Talks between global powers and Iran
that broke up this weekend without a deal on Tehran's disputed nuclear drive were "definitely no failure", a senior Western diplomat familiar with the issue said Monday.
There was "no breakthrough yet but definitely no failure," said the diplomat on condition of anonymity, speaking after the negotiations between Iran and P5+1 powers – Britain, France,
the United States, Russia and China plus Germany.
"The collective assessment of the group was that some more time would still be needed; that was not just the assessment of the French," the source added, referring to reports in some quarters blaming France for holding up a deal.
Ashton, Zarif in Geneva (Photo: EPA) Geneva talks (Photo: AP)
The talks were "very intensive, very complex, very detailed and constructive," the diplomat added, saying that an agreement to return to the negotiating table as early as next week "shows how serious we are."
It was "crucial to keep momentum," the source said.
In the latest marathon round of the years-long talks, hopes of finally reaching a deal soared after foreign ministers from the P5+1 powers rushed to the Swiss city to join the meeting at the weekend.
When it ended inconclusively some laid the blame on France, whose Foreign Minister Laurent Fabius raised concerns over a heavy water reactor being built at Arak, an issue which was introduced into the negotiations recently by global powers.
Meawhile, Britain's Foreign Secretary William Hague said world powers would lift some of the sanctions they have imposed on Iran if a preliminary deal over its nuclear program could be reached.
"An interim agreement would involve offering Iran limited, proportionate sanctions relief," Hague told the British parliament, reiterating that a "deal is on the table ... and can be reached".
Britain wanted an interim agreement with Iran as a first step towards a full deal on Tehran's disputed nuclear program, he added, in an update to lawmakers.

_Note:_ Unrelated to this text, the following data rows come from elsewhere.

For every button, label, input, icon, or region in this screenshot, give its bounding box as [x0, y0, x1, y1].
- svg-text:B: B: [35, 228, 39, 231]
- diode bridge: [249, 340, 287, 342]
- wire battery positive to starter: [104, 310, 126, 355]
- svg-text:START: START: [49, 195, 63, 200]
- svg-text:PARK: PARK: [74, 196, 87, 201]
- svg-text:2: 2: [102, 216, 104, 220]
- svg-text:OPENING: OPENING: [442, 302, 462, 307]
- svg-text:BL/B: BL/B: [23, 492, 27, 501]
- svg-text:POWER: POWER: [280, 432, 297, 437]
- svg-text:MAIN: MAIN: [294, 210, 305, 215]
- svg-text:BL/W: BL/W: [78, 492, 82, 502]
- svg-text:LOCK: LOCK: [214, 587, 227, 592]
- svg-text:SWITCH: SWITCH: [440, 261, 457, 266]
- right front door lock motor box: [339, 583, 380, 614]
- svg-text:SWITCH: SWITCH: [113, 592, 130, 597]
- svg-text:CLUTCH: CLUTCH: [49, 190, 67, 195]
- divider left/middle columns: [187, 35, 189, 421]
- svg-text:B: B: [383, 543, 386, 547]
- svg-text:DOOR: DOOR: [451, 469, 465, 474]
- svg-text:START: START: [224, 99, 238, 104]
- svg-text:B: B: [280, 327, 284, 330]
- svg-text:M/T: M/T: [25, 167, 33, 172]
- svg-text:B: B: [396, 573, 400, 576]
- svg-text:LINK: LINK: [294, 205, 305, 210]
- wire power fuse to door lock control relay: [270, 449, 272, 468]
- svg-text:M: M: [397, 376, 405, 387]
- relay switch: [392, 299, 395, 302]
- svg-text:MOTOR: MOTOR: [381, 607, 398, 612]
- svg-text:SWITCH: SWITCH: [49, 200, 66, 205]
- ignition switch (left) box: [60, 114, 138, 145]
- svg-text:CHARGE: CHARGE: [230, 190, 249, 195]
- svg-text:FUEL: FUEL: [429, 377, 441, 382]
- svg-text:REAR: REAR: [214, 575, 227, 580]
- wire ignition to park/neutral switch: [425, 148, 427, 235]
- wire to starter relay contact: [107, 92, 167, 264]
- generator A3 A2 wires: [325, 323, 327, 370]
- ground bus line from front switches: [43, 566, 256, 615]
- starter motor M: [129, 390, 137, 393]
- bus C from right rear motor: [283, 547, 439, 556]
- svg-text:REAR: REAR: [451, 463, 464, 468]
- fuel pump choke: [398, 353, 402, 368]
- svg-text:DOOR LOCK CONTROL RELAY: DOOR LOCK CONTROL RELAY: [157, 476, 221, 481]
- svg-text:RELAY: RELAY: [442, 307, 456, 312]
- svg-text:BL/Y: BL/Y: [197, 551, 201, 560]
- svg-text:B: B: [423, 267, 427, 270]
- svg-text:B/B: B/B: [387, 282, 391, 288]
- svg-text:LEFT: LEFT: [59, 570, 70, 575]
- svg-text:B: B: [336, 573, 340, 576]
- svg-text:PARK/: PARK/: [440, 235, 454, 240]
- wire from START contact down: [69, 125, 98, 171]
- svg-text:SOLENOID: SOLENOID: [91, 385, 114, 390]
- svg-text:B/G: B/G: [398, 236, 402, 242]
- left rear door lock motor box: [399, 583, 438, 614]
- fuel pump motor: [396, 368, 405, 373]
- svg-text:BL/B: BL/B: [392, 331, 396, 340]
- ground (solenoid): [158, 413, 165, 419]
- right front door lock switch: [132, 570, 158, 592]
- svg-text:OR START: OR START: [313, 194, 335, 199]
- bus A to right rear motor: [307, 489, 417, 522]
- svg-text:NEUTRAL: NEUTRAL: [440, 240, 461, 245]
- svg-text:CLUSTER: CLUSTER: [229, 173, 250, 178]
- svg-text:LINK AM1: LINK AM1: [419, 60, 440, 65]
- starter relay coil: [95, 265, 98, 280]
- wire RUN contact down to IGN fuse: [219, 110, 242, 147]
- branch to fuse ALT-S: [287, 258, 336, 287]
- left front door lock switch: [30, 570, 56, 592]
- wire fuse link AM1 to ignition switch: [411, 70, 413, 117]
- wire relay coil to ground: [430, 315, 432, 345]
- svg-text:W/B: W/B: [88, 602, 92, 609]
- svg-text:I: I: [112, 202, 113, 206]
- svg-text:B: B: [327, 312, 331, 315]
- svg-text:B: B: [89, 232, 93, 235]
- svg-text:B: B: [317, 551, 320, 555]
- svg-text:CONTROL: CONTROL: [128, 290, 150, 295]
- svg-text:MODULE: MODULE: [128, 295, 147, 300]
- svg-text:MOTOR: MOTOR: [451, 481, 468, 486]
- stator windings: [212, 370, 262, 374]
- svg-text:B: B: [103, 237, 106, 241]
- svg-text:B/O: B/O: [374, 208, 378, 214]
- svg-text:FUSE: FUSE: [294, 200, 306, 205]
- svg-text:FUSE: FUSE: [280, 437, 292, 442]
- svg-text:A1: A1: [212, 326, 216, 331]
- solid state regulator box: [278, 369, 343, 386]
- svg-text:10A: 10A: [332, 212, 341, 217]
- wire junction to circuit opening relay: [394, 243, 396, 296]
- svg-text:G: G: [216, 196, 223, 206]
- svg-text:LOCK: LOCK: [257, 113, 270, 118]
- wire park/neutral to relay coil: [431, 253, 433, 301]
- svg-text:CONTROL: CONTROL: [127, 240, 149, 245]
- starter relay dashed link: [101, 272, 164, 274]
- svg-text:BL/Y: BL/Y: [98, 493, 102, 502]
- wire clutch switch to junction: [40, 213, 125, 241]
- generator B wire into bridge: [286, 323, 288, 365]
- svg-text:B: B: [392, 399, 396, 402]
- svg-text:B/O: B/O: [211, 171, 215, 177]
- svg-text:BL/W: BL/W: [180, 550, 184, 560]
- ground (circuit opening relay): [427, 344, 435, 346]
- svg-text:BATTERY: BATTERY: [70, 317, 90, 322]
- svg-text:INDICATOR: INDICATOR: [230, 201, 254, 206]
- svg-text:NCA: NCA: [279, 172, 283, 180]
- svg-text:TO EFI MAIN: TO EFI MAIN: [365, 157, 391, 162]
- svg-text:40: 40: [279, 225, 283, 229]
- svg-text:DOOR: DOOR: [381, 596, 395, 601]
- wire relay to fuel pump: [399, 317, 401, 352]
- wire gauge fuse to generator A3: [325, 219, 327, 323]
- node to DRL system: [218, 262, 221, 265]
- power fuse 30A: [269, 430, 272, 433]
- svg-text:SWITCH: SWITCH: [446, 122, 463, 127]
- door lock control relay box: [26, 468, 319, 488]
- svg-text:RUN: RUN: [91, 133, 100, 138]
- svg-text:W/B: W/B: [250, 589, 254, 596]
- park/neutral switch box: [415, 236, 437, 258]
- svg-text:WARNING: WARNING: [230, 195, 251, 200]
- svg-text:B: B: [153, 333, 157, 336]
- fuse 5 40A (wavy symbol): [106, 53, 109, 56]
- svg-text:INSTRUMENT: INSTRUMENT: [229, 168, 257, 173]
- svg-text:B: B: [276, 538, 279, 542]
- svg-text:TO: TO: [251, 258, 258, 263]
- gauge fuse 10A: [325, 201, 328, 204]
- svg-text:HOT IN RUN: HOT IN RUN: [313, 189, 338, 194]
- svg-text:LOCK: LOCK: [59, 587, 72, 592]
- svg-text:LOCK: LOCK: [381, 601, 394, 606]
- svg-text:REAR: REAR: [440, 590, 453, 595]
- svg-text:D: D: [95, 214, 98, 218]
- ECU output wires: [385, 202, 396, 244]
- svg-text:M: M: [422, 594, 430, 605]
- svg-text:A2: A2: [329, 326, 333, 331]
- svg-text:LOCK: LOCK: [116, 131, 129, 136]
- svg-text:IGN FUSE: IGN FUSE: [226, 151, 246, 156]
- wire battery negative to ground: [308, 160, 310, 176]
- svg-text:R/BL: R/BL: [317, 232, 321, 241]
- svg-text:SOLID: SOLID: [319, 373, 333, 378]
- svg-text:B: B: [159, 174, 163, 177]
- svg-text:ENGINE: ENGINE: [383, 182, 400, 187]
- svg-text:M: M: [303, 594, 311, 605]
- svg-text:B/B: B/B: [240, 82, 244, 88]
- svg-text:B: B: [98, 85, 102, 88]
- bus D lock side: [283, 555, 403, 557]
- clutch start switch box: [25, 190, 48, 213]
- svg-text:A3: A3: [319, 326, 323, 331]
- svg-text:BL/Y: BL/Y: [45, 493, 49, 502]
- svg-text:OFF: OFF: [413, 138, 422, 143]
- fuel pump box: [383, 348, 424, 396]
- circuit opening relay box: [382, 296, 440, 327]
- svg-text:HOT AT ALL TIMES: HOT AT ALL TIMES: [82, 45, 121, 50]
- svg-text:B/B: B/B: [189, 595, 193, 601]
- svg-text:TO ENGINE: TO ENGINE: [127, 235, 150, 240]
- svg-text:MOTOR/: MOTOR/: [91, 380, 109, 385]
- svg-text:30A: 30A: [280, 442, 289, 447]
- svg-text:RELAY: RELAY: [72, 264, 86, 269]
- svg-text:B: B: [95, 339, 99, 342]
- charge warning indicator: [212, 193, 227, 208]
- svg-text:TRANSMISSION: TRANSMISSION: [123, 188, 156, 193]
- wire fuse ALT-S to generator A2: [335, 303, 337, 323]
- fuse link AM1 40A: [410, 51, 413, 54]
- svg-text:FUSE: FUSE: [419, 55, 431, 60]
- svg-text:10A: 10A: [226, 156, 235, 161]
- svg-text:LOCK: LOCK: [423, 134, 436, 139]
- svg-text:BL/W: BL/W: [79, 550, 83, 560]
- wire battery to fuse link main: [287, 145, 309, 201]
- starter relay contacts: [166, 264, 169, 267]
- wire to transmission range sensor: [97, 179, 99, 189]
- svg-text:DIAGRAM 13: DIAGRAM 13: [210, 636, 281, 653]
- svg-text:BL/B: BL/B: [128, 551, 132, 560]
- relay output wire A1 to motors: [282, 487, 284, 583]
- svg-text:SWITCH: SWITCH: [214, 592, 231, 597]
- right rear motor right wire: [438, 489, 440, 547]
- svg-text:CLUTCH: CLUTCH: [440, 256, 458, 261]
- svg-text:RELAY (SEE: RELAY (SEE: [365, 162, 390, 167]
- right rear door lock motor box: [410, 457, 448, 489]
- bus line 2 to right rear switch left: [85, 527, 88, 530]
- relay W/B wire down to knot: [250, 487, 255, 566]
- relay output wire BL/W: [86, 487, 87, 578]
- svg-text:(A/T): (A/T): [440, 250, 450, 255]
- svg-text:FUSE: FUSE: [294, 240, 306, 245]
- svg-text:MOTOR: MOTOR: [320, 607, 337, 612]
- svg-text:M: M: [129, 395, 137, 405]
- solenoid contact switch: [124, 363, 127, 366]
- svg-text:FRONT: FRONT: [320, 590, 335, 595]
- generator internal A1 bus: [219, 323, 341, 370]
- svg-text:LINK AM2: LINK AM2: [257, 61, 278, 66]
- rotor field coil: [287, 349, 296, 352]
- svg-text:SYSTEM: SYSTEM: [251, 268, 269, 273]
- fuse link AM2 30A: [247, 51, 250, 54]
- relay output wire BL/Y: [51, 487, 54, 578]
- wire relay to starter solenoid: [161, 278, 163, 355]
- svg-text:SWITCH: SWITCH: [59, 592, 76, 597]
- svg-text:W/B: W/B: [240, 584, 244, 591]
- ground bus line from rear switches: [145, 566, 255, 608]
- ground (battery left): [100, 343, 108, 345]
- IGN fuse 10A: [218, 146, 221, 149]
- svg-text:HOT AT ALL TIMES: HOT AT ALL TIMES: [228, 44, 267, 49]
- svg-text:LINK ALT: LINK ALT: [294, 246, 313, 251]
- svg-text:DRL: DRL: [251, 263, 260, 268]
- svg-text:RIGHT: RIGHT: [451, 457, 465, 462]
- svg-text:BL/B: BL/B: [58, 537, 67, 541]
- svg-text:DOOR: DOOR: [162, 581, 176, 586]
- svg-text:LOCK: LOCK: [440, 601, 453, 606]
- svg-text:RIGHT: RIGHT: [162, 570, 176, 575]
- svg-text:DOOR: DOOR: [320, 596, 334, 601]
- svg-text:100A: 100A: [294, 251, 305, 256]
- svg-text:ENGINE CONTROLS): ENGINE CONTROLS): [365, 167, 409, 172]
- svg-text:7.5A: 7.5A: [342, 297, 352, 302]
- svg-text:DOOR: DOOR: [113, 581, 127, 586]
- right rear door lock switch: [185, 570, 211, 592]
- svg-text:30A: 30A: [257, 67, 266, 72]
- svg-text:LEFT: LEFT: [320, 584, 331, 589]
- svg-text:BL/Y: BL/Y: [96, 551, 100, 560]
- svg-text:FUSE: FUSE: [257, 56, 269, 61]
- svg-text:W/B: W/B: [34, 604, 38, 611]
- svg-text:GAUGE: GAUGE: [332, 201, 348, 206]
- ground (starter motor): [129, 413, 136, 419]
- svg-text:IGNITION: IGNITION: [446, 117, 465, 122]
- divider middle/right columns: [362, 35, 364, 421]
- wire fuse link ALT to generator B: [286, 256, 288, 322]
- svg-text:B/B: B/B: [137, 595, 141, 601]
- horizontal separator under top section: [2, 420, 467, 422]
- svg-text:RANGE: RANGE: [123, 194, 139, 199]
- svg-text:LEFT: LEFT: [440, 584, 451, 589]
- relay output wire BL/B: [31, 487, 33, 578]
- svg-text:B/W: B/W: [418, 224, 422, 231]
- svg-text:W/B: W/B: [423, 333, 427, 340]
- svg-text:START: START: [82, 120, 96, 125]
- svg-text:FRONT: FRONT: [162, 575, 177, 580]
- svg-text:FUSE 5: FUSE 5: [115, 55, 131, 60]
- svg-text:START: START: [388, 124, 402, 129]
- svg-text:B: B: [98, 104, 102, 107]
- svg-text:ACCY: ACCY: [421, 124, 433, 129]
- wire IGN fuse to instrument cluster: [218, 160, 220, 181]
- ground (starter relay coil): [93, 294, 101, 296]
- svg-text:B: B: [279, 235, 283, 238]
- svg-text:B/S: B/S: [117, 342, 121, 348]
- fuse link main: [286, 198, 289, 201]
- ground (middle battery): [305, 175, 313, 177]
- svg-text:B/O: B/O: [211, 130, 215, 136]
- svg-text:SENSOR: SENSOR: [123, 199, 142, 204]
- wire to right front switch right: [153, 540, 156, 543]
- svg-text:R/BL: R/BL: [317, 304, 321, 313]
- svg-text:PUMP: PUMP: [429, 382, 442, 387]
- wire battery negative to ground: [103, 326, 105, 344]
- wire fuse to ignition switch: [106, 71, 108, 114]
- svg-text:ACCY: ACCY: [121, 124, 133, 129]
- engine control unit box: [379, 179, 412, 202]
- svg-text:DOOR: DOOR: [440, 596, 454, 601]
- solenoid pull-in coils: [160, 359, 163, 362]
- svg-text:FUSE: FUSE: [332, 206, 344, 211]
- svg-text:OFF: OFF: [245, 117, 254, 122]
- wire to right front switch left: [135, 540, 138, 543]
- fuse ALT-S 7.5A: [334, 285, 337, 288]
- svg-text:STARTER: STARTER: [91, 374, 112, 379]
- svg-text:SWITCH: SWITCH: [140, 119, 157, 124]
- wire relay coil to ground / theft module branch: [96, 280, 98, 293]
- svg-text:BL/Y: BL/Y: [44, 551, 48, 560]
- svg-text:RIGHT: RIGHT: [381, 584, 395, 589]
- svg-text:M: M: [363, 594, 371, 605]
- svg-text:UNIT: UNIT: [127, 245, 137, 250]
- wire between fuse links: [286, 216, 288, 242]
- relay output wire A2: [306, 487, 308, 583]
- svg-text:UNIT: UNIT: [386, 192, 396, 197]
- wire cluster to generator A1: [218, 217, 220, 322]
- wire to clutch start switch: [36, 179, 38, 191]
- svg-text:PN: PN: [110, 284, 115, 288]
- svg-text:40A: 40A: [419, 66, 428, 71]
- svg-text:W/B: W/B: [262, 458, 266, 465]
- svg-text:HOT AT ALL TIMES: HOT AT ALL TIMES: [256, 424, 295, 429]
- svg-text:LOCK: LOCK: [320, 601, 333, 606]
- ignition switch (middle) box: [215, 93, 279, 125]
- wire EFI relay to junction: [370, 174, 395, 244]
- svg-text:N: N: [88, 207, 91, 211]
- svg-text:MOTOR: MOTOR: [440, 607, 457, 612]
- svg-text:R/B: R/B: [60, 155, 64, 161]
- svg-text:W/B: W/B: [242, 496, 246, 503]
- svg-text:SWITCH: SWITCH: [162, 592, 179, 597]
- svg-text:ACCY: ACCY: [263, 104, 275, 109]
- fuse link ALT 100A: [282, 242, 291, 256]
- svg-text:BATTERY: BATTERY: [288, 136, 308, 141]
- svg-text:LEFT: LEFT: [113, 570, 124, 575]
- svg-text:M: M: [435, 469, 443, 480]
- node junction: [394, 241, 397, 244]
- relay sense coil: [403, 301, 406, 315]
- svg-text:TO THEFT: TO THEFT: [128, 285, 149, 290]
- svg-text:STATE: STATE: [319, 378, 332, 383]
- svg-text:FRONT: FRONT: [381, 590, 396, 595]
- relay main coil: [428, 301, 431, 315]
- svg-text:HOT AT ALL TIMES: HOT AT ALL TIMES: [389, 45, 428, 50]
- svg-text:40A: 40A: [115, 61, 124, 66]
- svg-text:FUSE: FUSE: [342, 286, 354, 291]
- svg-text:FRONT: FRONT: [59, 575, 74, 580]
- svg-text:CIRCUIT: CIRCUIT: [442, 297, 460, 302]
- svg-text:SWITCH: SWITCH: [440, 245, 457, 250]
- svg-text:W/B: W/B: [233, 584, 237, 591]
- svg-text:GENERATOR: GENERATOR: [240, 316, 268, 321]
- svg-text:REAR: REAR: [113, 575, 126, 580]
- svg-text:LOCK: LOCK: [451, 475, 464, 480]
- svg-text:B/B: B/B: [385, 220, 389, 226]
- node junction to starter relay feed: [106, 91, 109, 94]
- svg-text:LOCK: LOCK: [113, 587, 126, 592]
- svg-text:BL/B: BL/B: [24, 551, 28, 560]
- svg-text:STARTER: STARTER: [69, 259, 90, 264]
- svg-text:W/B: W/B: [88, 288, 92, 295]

Despite reports to the contrary, he said world powers had a united stance in talks with Iran at the weekend and that no one country had vetoed a deal.
Speaking Monday in Abu Dhabi, US Secretary of State John Kerry accused Iran of walking away from a deal at the Geneva talks.
"The P5+1 was unified on Saturday when we presented our proposal to the Iranians... But Iran couldn't take it, at that particular moment they weren't able to accept," said Kerry.
Against the backdrop of deep disagreement between Israel
and the United States regarding a possible nuclear deal with Iran, Defense Minister Moshe Ya'alon
warned Monday of complacency. "We believe that (Iranian President Hassan) Rohani and his foreign minister know how to deceive and manipulate – and have been so far successful," said Ya'alon at the Jewish Federations of North American General Assembly, which is held in Jerusalem.